Dari penjelasan biografi Mukharrij as-Sittah dan Muwaththa’ bisa disimpulkan bahwa
mereka adalah perawi hadits sekaligus memiliki karya-karya yang cukup sakral di bidang
hadits. Untuk itu disini, saya akan menjabarkannya dalam bentuk kesimpulan secara garis
besarnya.

Mukharrij as-Sittah adalah perawi hadits yang enam, yaitu Bukhari, Muslim, Abu Dawud,
Tirmidzi, an-Nasa’i, dan Ibnu Majah. Dimana karya-karya mereka dengan sebutan kutun as-
Sittah (Kitab Induk Hadits Enam), dikarenakan tulisan karya mereka sangat memberikan
manfaat kepada umat Islam, tidak diragukan lagi kualitas secara individu dan berbagai segi
sehingga banyak orang-orang yang masih menggunakan karya-karya mereka sampai masa kini
selain itu banyak orang-orang yang meriwayatkan hadits dari mereka pada masanya.
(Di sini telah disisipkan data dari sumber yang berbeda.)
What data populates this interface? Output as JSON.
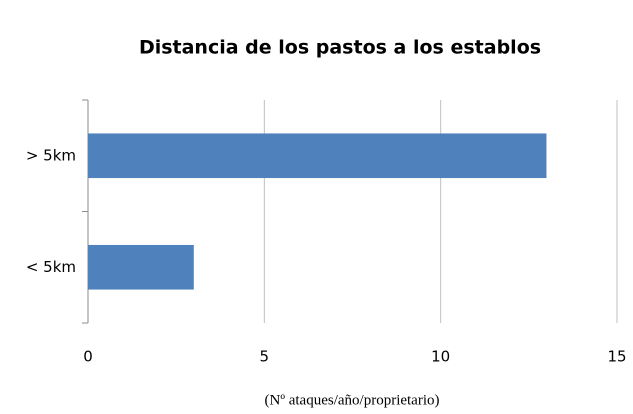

Selanjutnya ada Imam Ahmad bin Hanbal yang merupakan tokoh pendiri mazhab empat
dalam bidang fiqh dan juga merupakan ahli hadits. Terbukti dengan Imam Ahmad yang
disempurnakan oleh anaknya dengan urutan alphabet, karena sebelum sempat selesai
penulisannya Allah memanggil Imam Ahmad kembali ke sisi-Nya.